The pines along the avenue drip with earlier rain. Daylight is flat and shy, and the air fecund not stifling. Clouds are low and blanketing, and there is peace. In the chapel, my nose pricks with the fumes of decay and I quickly leave those moribund stones to their plangent tale. Outside, the world is vital. I take comfort in the ochre-coloured building opposite, where the doves cry aloft.

Ahead of me two coaches pull up and scores of tourists disembark. I feel angry because I’m not ready for people. For over a week, I’ve kept to myself at the mas. Have eaten breakfast and dinner in the shadow of overhanging trees and have occupied the lone sunlounger at the far end of the pool. I’m just not ready.

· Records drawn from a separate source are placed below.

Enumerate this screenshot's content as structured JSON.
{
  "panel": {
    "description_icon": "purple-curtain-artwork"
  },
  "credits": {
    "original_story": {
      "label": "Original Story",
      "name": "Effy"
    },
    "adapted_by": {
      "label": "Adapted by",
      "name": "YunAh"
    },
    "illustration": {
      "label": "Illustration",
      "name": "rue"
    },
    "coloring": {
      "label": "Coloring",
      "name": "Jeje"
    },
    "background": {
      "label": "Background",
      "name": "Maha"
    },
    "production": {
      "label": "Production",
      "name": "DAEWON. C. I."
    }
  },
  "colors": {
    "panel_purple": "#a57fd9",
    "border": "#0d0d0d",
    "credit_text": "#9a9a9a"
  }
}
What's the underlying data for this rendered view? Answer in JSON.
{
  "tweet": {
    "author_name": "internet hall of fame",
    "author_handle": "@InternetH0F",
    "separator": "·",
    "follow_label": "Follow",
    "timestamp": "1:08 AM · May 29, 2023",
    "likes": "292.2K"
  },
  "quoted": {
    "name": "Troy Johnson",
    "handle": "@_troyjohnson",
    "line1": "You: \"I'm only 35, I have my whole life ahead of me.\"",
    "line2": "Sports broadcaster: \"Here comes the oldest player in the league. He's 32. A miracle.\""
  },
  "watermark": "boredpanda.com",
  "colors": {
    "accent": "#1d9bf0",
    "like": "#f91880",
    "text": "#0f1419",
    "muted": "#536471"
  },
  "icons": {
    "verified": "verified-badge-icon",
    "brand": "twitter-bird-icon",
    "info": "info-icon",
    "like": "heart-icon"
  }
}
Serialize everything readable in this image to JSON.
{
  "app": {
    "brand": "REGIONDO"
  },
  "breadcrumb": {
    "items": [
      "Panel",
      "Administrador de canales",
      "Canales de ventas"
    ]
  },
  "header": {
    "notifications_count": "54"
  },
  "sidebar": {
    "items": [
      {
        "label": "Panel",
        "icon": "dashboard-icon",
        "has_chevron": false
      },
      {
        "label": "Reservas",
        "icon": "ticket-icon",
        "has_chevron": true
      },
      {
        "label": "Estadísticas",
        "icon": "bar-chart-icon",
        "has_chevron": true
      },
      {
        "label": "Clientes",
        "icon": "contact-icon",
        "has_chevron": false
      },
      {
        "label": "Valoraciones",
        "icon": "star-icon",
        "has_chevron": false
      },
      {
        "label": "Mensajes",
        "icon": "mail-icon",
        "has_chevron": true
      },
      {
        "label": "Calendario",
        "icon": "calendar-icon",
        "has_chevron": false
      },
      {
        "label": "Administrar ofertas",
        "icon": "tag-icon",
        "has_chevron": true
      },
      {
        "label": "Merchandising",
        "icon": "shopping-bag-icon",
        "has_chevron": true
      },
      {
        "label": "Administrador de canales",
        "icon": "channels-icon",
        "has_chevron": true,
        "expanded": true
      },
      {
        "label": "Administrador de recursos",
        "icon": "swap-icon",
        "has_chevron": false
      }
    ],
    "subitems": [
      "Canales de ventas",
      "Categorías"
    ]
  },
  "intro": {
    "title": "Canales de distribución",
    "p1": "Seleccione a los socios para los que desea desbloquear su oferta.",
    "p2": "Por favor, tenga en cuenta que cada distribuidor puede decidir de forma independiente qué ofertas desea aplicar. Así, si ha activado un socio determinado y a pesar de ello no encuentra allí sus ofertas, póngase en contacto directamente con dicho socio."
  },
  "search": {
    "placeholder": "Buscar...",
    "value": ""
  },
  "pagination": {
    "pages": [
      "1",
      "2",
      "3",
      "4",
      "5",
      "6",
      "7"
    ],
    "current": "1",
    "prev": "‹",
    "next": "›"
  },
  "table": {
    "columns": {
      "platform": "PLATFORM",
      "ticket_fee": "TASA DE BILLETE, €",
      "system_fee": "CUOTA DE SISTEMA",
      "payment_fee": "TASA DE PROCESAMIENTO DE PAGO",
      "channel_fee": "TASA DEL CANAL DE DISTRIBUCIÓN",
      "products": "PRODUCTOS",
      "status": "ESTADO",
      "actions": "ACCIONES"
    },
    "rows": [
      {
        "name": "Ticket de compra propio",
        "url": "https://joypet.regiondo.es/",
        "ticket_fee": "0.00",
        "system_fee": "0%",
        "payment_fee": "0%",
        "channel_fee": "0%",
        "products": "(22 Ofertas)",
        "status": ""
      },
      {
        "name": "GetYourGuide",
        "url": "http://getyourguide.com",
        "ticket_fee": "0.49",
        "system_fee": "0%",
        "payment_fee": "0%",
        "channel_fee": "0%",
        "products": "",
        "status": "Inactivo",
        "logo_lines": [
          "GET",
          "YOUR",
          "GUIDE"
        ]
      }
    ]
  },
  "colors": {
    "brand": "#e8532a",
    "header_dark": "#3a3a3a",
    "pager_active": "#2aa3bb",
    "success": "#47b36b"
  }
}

The sky explodes with rain and a deep growl reverberates across the dark low clouds. I watch from under a pine tree as people scream and scramble for shelter. And then just like that, the clouds break and the sun appears and the air is seething, and leaves steam, and plastic macs are peeled off and cameras come out again. This is not how I planned the day. And instead of going back to the mas, I take off across the fields, and I climb away and climb high into the garrigue and rosemary. I look down, like a Roman ghost, on the ruins at Glanum. The footfall of the past whispers across the Millennia. In the distance, I can see Saint-Rémy and the oscillation of Avignon. I can see the Alps. I venture further into the landscape. If it was a man I would call it rugged and thoughtful and scruffy. If it was a man I think it would be Ellis.

It’s your Wedding Day, Ell. You’ve stayed the night at the shop because it would be bad luck to see Annie’s dress. You’re standing at the window in my bedroom overlooking the churchyard. You turn and face me as I come up the stairs and I’m surprised to see you’re not dressed yet. You’ve showered, and dried yourself badly. Your hair is wet and your back glistens and the top of your boxer shorts are damp. You say, D’you remember . . . ?

And you talk about the time you came here after Dora died, after your father forced you to punch the good out of your life. How you climbed the stairs to this room with bruised knuckles and swollen eyes, how I held the wrap of ice against your hand and told you that life would get better. And, I realise, the story’s not about Dora, or your father, or grief. But about us.

D’you remember? you say at the end.

Yes.

Come on, Ell, I say. And you turn away from the window and come towards me. I hand you your watch. Your hands are shaking. I hold up your white shirt, still warm from the iron, and you slip your arms into the sleeves. You attempt the buttons, but your fingers are clumsy and thick.